Bhattacharya, Sohom, and Sourav Chatterjee. 2022. “Matrix Completion with Data-Dependent Missingness Probabilities.” IEEE Transactions on Information Theory 68 (10): 6762–73.
Chatterjee, Sourav. 2015. “Matrix Estimation by Universal Singular Value Thresholding.” The Annals of Statistics, 177–214.
Gavish, Matan, and David L Donoho. 2014. “The Optimal Hard Threshold for Singular Values Is \(4 / \sqrt{3}\).” IEEE Transactions on Information Theory 60 (8): 5040–53.

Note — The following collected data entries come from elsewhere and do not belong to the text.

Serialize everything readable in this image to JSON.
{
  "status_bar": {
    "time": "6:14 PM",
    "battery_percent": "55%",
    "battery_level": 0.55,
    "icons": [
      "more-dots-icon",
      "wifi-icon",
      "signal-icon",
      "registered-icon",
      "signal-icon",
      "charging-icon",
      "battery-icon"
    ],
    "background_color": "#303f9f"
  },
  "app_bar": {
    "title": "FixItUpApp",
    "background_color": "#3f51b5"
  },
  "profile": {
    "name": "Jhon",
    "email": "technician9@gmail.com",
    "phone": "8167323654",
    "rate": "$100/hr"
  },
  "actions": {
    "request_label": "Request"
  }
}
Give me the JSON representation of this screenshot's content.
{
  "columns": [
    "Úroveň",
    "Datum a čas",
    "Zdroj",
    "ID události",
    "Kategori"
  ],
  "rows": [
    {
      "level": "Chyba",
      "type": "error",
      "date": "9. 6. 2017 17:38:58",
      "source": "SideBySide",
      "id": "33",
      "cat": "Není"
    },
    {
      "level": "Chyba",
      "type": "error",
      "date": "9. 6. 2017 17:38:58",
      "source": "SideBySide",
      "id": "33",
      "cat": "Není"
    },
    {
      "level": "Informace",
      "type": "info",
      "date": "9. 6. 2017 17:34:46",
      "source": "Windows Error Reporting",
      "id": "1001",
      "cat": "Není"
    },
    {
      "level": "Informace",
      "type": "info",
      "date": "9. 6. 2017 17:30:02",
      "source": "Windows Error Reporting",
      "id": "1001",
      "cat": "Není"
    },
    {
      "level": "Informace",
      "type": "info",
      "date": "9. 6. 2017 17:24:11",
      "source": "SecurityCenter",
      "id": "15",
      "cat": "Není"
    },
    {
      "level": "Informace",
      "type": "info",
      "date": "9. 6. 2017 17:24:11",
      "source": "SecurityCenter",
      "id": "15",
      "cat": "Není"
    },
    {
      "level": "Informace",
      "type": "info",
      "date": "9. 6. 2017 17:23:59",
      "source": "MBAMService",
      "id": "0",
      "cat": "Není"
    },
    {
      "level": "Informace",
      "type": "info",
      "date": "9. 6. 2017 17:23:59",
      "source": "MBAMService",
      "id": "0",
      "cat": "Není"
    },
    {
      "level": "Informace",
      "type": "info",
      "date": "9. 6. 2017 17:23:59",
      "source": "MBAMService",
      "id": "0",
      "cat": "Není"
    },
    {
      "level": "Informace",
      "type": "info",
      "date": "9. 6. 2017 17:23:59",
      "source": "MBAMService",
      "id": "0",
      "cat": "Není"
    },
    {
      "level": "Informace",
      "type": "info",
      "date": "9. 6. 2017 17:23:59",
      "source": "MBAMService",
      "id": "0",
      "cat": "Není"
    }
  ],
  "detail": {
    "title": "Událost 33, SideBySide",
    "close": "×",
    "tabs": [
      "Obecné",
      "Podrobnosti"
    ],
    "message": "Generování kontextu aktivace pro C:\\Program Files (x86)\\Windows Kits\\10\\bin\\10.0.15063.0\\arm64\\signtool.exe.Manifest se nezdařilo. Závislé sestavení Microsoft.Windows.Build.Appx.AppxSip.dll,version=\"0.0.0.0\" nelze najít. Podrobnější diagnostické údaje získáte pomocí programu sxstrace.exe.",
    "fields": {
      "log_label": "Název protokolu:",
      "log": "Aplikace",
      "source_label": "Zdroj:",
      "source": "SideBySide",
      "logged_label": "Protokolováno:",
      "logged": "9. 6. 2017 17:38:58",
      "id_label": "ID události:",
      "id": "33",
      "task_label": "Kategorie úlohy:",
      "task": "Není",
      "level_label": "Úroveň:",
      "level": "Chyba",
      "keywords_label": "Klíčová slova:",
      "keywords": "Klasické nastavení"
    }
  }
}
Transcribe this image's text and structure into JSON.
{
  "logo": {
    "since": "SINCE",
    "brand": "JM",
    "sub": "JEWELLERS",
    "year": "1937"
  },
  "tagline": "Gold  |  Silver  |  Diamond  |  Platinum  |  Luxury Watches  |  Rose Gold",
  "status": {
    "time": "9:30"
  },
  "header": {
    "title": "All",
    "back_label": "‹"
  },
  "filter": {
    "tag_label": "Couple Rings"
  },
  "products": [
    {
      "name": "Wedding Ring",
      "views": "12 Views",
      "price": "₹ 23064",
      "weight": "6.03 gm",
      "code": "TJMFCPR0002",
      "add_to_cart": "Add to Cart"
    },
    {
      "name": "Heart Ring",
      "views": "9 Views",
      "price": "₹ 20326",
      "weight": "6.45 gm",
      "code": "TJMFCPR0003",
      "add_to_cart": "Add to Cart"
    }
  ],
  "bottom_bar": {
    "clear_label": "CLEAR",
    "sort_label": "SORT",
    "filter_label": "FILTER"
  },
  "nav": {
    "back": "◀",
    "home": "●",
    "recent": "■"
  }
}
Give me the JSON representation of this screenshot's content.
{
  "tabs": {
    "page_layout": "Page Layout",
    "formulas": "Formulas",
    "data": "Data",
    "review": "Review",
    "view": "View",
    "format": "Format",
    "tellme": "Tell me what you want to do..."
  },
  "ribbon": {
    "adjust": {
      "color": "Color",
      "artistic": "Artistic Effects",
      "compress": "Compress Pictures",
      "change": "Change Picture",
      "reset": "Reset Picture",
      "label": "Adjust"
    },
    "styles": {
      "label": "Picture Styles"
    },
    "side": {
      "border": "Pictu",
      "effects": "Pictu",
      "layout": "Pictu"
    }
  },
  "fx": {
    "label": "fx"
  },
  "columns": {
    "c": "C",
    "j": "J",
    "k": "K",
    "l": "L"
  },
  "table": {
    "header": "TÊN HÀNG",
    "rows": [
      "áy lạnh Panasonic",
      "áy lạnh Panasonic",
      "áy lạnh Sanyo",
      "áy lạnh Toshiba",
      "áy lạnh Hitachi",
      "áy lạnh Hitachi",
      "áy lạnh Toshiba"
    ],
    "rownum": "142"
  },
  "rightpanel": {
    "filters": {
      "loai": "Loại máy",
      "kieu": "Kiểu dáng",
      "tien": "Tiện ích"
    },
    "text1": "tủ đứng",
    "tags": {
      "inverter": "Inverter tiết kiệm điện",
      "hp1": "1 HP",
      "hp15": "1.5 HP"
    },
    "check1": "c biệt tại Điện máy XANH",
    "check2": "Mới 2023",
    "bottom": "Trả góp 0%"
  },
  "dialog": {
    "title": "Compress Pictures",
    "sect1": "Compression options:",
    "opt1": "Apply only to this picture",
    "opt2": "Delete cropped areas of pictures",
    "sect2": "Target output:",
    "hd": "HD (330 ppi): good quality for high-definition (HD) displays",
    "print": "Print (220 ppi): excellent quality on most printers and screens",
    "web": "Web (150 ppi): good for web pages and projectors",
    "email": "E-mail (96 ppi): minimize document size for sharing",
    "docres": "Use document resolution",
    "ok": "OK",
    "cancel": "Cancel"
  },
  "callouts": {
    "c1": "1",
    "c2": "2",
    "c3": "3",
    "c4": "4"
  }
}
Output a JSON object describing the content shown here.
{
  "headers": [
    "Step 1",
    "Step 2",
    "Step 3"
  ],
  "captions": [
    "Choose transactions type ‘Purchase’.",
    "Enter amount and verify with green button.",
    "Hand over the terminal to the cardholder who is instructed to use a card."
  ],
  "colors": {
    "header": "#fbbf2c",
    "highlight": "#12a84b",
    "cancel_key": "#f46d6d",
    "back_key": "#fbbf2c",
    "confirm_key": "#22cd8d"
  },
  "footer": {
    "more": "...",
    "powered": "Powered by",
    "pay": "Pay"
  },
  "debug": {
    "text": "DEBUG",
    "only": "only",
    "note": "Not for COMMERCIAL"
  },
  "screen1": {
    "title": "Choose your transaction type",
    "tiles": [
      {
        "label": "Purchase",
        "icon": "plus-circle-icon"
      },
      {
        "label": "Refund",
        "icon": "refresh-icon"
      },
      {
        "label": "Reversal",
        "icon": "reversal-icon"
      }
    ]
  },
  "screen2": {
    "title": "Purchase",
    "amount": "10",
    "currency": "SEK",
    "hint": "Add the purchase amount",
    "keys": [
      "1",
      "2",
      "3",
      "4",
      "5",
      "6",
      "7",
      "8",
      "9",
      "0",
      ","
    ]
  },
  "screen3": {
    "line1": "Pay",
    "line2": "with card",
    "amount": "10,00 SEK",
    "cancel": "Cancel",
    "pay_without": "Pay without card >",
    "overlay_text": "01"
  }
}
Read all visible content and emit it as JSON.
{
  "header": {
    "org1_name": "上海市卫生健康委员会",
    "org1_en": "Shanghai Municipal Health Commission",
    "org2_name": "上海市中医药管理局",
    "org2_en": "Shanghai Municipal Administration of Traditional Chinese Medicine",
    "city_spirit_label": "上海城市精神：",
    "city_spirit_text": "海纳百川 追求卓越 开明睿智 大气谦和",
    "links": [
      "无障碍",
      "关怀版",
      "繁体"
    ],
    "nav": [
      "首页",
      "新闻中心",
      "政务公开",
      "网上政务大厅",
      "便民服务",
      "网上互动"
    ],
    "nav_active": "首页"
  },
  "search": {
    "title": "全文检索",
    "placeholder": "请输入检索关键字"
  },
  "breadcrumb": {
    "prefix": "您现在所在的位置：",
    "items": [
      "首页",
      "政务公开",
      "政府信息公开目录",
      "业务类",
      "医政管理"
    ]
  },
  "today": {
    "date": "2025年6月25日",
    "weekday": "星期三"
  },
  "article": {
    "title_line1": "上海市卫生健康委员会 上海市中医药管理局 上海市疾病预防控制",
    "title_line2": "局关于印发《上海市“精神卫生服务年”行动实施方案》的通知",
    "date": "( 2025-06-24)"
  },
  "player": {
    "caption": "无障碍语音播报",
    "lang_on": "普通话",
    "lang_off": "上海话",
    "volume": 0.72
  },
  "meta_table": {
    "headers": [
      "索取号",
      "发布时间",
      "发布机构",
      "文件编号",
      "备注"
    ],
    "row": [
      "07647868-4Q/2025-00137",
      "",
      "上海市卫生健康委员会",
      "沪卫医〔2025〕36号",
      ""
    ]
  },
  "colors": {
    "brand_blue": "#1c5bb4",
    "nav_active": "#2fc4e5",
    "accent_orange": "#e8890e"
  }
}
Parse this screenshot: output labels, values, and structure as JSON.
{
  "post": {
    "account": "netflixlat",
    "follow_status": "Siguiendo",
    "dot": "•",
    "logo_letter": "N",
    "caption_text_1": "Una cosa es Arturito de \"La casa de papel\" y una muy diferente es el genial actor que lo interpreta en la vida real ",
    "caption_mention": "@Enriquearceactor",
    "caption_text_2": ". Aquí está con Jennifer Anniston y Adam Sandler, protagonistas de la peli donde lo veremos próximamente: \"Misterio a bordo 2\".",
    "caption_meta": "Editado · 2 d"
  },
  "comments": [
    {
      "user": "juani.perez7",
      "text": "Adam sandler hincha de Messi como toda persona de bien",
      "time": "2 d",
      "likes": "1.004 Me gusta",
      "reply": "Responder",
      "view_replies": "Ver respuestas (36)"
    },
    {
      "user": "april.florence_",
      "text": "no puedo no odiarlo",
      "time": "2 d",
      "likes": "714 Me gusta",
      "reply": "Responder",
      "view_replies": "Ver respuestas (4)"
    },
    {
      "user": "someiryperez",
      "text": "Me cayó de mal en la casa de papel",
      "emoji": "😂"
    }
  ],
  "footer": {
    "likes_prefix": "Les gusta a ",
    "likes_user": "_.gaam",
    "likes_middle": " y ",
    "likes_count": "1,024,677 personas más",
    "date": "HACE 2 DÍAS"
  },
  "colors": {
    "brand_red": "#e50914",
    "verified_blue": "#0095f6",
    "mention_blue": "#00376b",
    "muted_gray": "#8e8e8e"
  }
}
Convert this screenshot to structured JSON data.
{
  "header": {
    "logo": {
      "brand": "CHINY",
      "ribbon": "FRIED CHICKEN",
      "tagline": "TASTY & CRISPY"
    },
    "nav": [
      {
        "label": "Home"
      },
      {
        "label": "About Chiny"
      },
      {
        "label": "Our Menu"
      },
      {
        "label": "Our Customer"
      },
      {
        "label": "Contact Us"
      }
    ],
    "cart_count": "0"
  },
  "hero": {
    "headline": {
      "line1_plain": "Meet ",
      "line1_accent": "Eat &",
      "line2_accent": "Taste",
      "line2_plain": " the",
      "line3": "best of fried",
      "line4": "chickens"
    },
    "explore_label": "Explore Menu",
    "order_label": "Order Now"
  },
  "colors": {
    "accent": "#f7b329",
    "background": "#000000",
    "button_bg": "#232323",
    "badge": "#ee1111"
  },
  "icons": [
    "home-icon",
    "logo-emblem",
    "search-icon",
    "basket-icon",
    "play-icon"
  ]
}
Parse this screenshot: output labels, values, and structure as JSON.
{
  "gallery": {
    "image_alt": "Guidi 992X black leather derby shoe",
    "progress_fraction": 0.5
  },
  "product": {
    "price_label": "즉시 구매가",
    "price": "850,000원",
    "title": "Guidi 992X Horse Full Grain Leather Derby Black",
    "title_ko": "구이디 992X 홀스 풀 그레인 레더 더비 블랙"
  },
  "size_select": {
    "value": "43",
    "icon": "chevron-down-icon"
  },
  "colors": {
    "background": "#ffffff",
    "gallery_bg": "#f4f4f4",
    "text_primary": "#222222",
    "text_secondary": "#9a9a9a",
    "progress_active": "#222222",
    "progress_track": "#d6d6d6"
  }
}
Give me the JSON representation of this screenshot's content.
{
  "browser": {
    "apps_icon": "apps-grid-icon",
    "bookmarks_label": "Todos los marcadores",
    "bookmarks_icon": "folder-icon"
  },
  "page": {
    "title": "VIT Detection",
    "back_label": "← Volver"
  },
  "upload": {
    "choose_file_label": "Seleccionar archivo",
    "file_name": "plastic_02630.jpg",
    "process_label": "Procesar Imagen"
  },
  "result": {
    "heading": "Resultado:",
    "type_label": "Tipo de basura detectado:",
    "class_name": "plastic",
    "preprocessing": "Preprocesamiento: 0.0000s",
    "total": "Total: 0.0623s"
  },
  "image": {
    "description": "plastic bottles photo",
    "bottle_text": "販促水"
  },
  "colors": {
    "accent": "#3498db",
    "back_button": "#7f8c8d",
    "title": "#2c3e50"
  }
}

Linderman, George C, Jun Zhao, Manolis Roulis, Piotr Bielecki, Richard A Flavell, Boaz Nadler, and Yuval Kluger. 2022. “Zero-Preserving Imputation of Single-Cell RNA-Seq Data.” Nature Communications 13 (1): 192.
Troyanskaya, Olga, Michael Cantor, Gavin Sherlock, Pat Brown, Trevor Hastie, Robert Tibshirani, David Botstein, and Russ B Altman. 2001. “Missing Value Estimation Methods for DNA Microarrays.” Bioinformatics 17 (6): 520–25.